University of Massachusetts Medical School
2016 New Investigator Research Grant
How do variations in the CHMP2B gene increase the risk of developing dementia?
Frontotemporal dementia (FTD) is one of the most common types of dementia to affect people under the age of 65. An important focus of FTD research is to understand the genetic factors that may increase a person’s risk for developing the disease. Scientists believe there may be common genetic factors that promote both FTD and other dementias, such as Alzheimer’s disease.
A hallmark of Alzheimer’s disease is the accumulation of abnormal beta-amyloid protein fragments into potentially toxic “plaques” in the brain. Healthy brain cells can usually break down and remove abnormal or unused protein fragments before they accumulate. One gene, called CHMP2B (Charged Multivesicular Body Protein 2B) is important for the function of the cellular machinery that clears abnormal protein build-up in the brain. Variations in this gene have been associated with increased risk of FTD and Alzheimer’s disease, but the underlying biological changes are not yet clear.
Sandra Almeida, Ph.D. has developed an approach to study the impact of CHMP2B genetic variations on the molecular mechanisms common to both FTD and Alzheimer’s disease. Together with her colleagues, Dr. Almeida plans to genetically modify nerve cells in laboratory dishes by giving them the specific CHMP2B variations known to be associated with increased disease risk. She will measure the impact of these variations on the production of other molecules important for the break down and removal of abnormal proteins. In particular, she will examine how CHMP2B variations impact the accumulation of beta-amyloid and nerve cell health and function.
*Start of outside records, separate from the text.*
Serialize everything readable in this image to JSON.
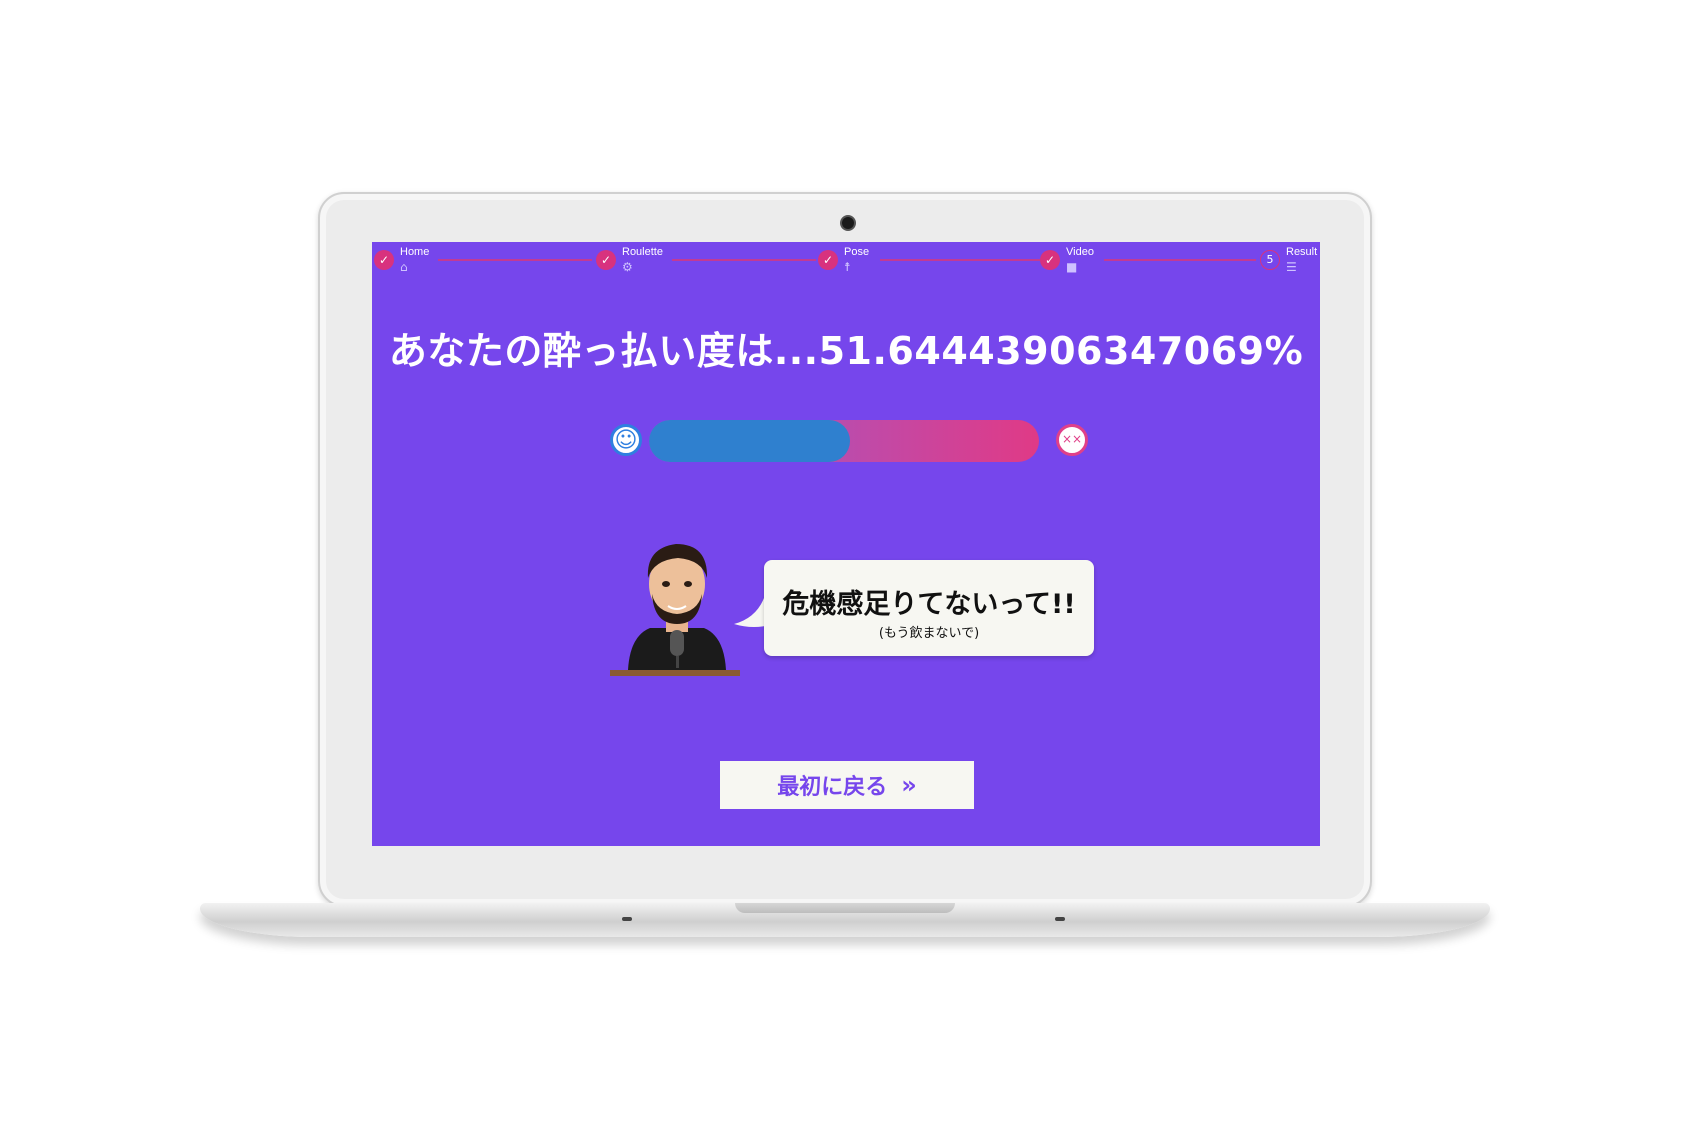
{
  "stepper": {
    "steps": [
      {
        "label": "Home",
        "status": "done",
        "icon": "home-icon"
      },
      {
        "label": "Roulette",
        "status": "done",
        "icon": "gear-icon"
      },
      {
        "label": "Pose",
        "status": "done",
        "icon": "person-icon"
      },
      {
        "label": "Video",
        "status": "done",
        "icon": "video-camera-icon"
      },
      {
        "label": "Result",
        "status": "current",
        "number": "5",
        "icon": "list-search-icon"
      }
    ],
    "check_glyph": "✓"
  },
  "result": {
    "headline": "あなたの酔っ払い度は...51.64443906347069%",
    "drunk_percent": 51.64443906347069
  },
  "meter": {
    "left_icon": "smiley-face-icon",
    "right_icon": "dizzy-face-icon"
  },
  "comment": {
    "main": "危機感足りてないって!!",
    "sub": "(もう飲まないで)"
  },
  "back_button": {
    "label": "最初に戻る",
    "icon": "double-chevron-right-icon"
  },
  "colors": {
    "screen_bg": "#7646ec",
    "accent_pink": "#d8327e",
    "meter_fill": "#2f80cf"
  }
}
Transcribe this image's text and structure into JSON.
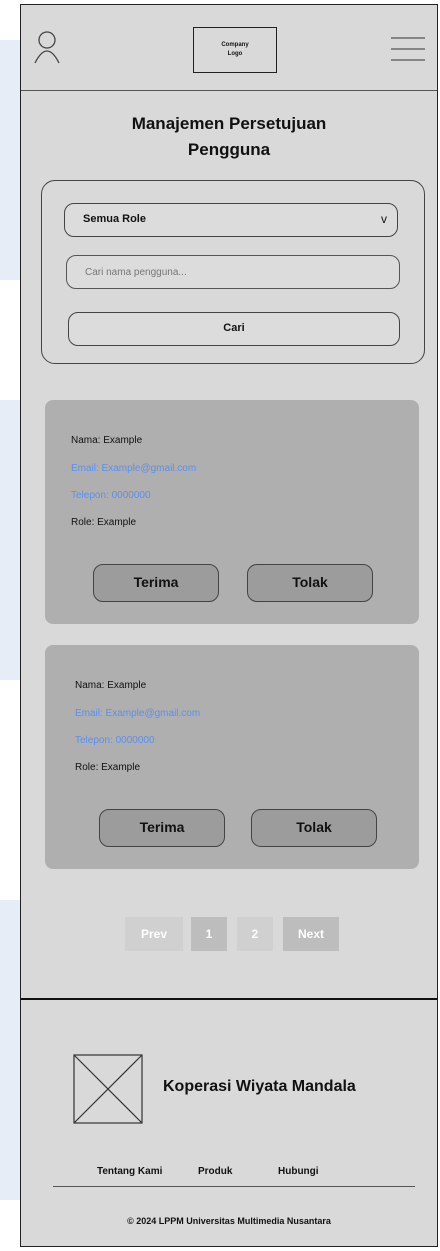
{
  "header": {
    "logo_line1": "Company",
    "logo_line2": "Logo"
  },
  "page": {
    "title_line1": "Manajemen Persetujuan",
    "title_line2": "Pengguna"
  },
  "filter": {
    "role_select_value": "Semua Role",
    "search_placeholder": "Cari nama pengguna...",
    "search_button": "Cari"
  },
  "cards": [
    {
      "name": "Nama: Example",
      "email": "Email: Example@gmail.com",
      "phone": "Telepon: 0000000",
      "role": "Role: Example",
      "accept": "Terima",
      "reject": "Tolak"
    },
    {
      "name": "Nama: Example",
      "email": "Email: Example@gmail.com",
      "phone": "Telepon: 0000000",
      "role": "Role: Example",
      "accept": "Terima",
      "reject": "Tolak"
    }
  ],
  "pagination": {
    "prev": "Prev",
    "page1": "1",
    "page2": "2",
    "next": "Next"
  },
  "footer": {
    "org_name": "Koperasi Wiyata Mandala",
    "links": [
      "Tentang Kami",
      "Produk",
      "Hubungi"
    ],
    "copyright": "© 2024 LPPM Universitas Multimedia Nusantara"
  },
  "colors": {
    "background": "#d9d9d9",
    "card": "#afafaf",
    "button": "#9c9c9c",
    "link": "#5b8ff0",
    "page_active": "#bdbdbd",
    "page_inactive": "#d0d0d0"
  }
}
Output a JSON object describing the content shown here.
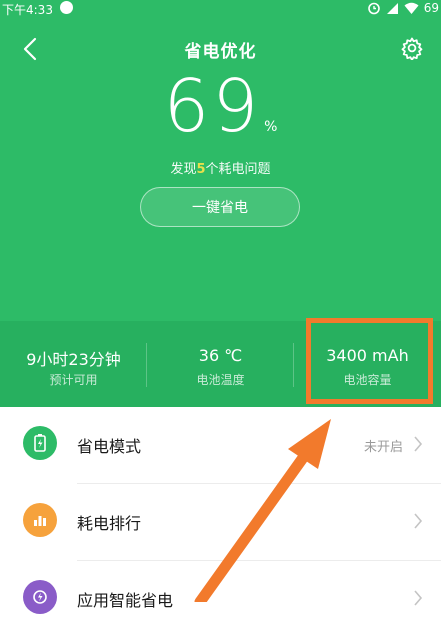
{
  "status_bar": {
    "time": "下午4:33",
    "icons": [
      "app-icon",
      "alarm-icon",
      "signal-icon",
      "wifi-icon"
    ],
    "battery": "69"
  },
  "header": {
    "title": "省电优化",
    "back_icon": "back-arrow-icon",
    "settings_icon": "gear-icon"
  },
  "score": {
    "value": "69",
    "unit": "%"
  },
  "issues": {
    "prefix": "发现",
    "count": "5",
    "suffix": "个耗电问题"
  },
  "one_key_button": {
    "label": "一键省电"
  },
  "stats": [
    {
      "value": "9小时23分钟",
      "label": "预计可用"
    },
    {
      "value": "36 ℃",
      "label": "电池温度"
    },
    {
      "value": "3400 mAh",
      "label": "电池容量"
    }
  ],
  "rows": [
    {
      "label": "省电模式",
      "value": "未开启",
      "icon": "battery-mode-icon",
      "color": "#2dbb67"
    },
    {
      "label": "耗电排行",
      "value": "",
      "icon": "bar-chart-icon",
      "color": "#f6a23c"
    },
    {
      "label": "应用智能省电",
      "value": "",
      "icon": "smart-save-icon",
      "color": "#8a5cc8"
    }
  ],
  "colors": {
    "primary_green": "#2dbb67",
    "highlight_orange": "#f27a2c",
    "issue_count_yellow": "#f2e24a"
  }
}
If successful, the results of this effort could help define how certain variations in the CHMP2B gene may contribute to the accumulation of potentially harmful proteins in brain during the development of a neurodegenerative disease. A better understanding of these mechanisms could lead to new therapeutics that target these processes to help slow or prevent the progression of multiple dementias, including FTD and Alzheimer’s disease.